Enter Brigadier General Leonard Colby, from Beatrice, Nebraska. A successful and seedy lawyer, Colby called out a division of the Nebraska National Guard to follow him to the Massacre site. He sought glory from the horror. As soon as he heard of the infant, he decided to adopt her. His personal hero, Great Father Sharp Knife (Andrew Jackson), had adopted a Creek boy, and used that disastrous event to secure the presidency.

As Colby stated, Zintka would be become for him:

An instrument whose mainspring is memory, that, like a clock, shall ring out his hour with musical chimes of recollection.
Colby wanted a human piece of history to put his names in the history books.

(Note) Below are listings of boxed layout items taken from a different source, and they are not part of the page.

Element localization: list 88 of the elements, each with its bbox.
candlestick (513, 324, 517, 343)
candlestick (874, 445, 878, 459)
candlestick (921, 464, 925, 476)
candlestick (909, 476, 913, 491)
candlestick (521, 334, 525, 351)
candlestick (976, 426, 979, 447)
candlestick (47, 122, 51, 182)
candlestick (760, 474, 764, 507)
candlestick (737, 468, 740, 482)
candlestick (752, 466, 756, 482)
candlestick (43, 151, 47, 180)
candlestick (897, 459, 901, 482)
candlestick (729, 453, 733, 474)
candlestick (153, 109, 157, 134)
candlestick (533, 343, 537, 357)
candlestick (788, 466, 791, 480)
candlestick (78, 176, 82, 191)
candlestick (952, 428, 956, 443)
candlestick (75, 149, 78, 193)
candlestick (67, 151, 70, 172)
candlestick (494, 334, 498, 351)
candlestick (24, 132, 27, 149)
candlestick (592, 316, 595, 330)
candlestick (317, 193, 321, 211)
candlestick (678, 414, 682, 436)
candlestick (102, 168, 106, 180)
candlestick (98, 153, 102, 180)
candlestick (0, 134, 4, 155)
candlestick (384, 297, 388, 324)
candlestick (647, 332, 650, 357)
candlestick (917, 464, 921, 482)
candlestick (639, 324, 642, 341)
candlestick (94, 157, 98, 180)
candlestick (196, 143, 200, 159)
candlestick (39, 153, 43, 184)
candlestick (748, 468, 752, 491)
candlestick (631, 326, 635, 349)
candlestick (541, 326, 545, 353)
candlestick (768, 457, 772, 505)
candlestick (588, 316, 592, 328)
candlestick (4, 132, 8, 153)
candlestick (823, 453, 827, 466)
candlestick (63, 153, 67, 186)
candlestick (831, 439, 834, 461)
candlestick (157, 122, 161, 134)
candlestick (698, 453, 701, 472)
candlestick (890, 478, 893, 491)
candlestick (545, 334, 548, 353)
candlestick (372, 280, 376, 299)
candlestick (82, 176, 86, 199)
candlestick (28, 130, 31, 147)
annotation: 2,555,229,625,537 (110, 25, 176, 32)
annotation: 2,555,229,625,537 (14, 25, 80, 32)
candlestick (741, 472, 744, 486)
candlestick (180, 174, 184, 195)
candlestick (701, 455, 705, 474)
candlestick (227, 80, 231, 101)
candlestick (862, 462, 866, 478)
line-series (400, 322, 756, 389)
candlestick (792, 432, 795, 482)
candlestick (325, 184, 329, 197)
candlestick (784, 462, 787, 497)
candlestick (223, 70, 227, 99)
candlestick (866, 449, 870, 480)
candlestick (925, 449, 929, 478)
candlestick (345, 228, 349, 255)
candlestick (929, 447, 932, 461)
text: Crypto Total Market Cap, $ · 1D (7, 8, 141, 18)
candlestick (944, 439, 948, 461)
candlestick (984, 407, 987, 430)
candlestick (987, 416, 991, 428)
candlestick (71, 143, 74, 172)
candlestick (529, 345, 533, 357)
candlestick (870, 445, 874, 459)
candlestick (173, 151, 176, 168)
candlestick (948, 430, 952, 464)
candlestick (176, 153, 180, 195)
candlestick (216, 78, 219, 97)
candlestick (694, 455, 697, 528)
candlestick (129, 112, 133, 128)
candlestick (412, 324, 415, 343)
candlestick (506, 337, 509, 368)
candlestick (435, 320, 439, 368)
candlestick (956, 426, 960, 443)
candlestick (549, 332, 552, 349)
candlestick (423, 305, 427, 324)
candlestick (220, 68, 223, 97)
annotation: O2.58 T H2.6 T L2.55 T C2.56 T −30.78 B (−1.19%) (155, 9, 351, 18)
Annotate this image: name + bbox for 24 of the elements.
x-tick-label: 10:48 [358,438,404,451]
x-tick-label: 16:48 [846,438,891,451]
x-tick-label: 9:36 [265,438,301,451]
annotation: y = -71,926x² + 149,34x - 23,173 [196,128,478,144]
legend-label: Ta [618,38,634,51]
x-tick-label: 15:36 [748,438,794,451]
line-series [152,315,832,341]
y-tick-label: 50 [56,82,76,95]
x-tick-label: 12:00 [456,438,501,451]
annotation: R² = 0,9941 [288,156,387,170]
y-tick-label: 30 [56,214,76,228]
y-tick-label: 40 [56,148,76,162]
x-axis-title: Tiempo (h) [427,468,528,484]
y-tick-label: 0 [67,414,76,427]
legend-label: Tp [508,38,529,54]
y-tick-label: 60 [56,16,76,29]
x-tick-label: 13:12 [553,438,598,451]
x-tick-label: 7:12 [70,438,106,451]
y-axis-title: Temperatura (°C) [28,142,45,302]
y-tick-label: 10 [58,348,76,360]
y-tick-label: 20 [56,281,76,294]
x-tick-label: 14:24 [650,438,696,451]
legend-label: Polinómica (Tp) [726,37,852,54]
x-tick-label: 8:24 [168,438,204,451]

Colby bartered with John Yellow Bird and his wife, Annie, and took Zintka into his temporary home at Pine Ridge, on January 6, 1891. That night, Annie had a change of heart, and snuck the infant out of the White Man's tent, escaping to the Ghost Dance camp.

Colby, with the help of May Asay and her sister Elizabeth, dressed up as a half-breed Indian. He approached the Ghost Dance camp and demanded the child, claiming that he had a Seneca Grandmother. This was not the first or last time that Colby used his dark hair and skin tone to lie to the Indians.

A crowd gathered around the child. Several people stepped forward, stating that the infant was a relative. One woman called her Zintkala Nuni. Colby was a talented crook and lawyer, and convinced the gathering to give him the child. Later that night, Zintkala Nuni was translated as "Lost Bird." The citizens of Beatrice also called her Leonarda, since she was Leonard's adopted child. She was most often known by the nickname Zintka, which means absolutely nothing in English or Lakota.

A reception was held for Colby and his new "prize" before he even reached Beatrice again. Another party was held for him when he arrived home, where he dedicated the child to "Leonard Colby, the citizens of Nebraska, and the Nebraska National Guard."

It was several days later when Colby's wife, Clara, found out that she was a new mother. Clara Colby was in Washington, D.C., working with her good friend Susan B. Anthony to secure the vote for women.